We need to be able to write $k=(y-x)(y+x)$ where $x$ and $y$ are integers. But $y-x$ and $y+x$ are either both even or both odd, so either their product is odd or it is a multiple of 4. So it is certainly necessary for $k$ to be odd or a multiple of 4.

It is also sufficient. If $k$ is odd, then $x=\frac{k-1}{2}$ and $y=\frac{k+1}{2}$ are integers, and $y^2-x^2=k$. If $k$ is a multiple of 4, then $x=\frac{k}{4}-1$ and $y=\frac{k}{4}+1$ are integers, and $y^2-x^2=k$.

Gabriel extended this further by noting that there are multiple solutions for various values of $k$

If $k$ is a multiple of $2n-1$ but not of $4n-2$, then

$$

x=\frac{k}{4n-2}-\frac{2n-1}{2}\quad\quad y=\frac{k}{4n-2}+\frac{2n-1}{2}

$$

If k is a multiple of $4n$, then

$$

x=\frac{k}{4n}-n \quad\quad y=\frac{k}{4n}+n

$$

So, for example, if $k=21=3\times 5\times 7$ then there are solutions

$$

(x, y ) = \left(\frac{105}{6}-\frac{3}{2}, \frac{105}{6}+\frac{3}{2}\right)\mbox{ or }\left(\frac{105}{10}-\frac{5}{2}, \frac{105}{10}+\frac{5}{2}\right)\mbox{ or }\left(\frac{105}{14}-\frac{7}{2}, \frac{105}{14}+\frac{7}{2}\right)

$$

We can see the patterns in these fractions.
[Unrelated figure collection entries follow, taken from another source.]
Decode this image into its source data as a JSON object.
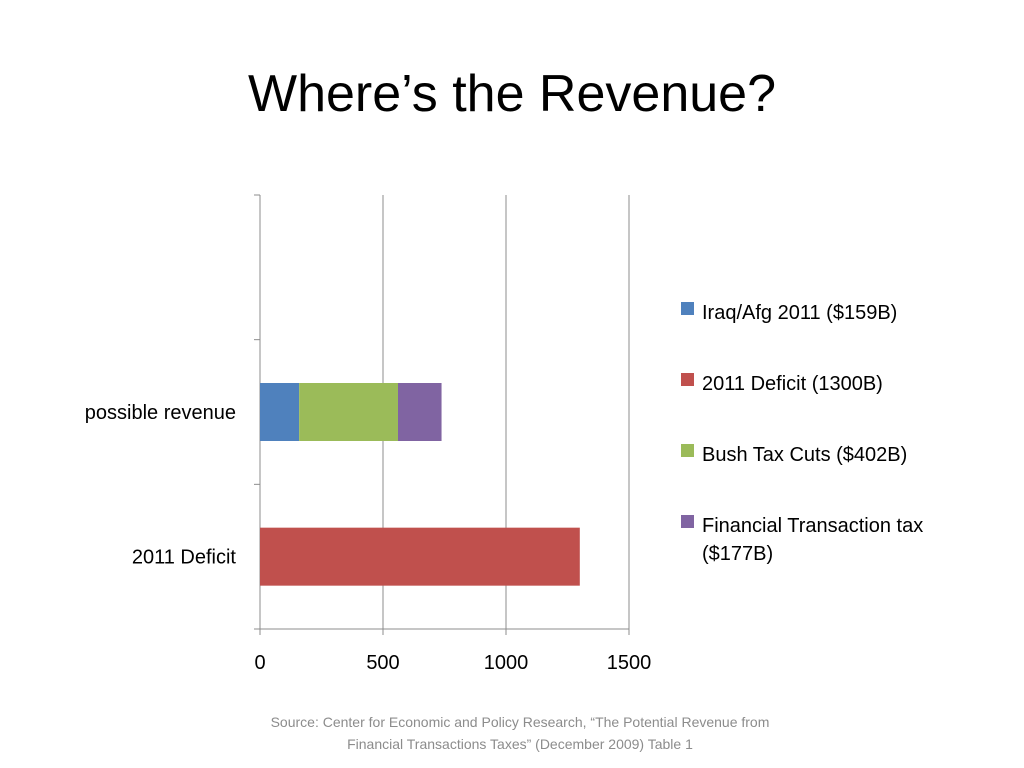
{
  "slide": {
    "title": "Where’s the Revenue?",
    "source_line1": "Source:  Center for Economic and Policy Research, “The Potential Revenue from",
    "source_line2": "Financial Transactions Taxes” (December 2009) Table 1"
  },
  "chart_data": {
    "type": "bar",
    "orientation": "horizontal",
    "stacked": true,
    "title": "",
    "xlabel": "",
    "ylabel": "",
    "categories": [
      "2011 Deficit",
      "possible revenue"
    ],
    "xlim": [
      0,
      1500
    ],
    "xticks": [
      0,
      500,
      1000,
      1500
    ],
    "grid": true,
    "legend_position": "right",
    "legend_order": [
      0,
      1,
      2,
      3
    ],
    "series": [
      {
        "name": "Iraq/Afg 2011 ($159B)",
        "color": "#4f81bd",
        "values": [
          0,
          159
        ]
      },
      {
        "name": "2011 Deficit (1300B)",
        "color": "#c0504d",
        "values": [
          1300,
          0
        ]
      },
      {
        "name": "Bush Tax Cuts ($402B)",
        "color": "#9bbb59",
        "values": [
          0,
          402
        ]
      },
      {
        "name": "Financial Transaction tax ($177B)",
        "color": "#8064a2",
        "values": [
          0,
          177
        ]
      }
    ]
  }
}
Simplifying gives us three solutions

$$

(x, y) = (16, 19), (8, 13), (4, 11)

$$

In this case, we can see how we might take the analysis further by writing $k$ as its prime factorisation

$$

(y-x)(x+y) = 3\times 5\times 7

$$

From this we can see, for example, $(x+y)$ is either $3,5,7,15,21$ or $105$.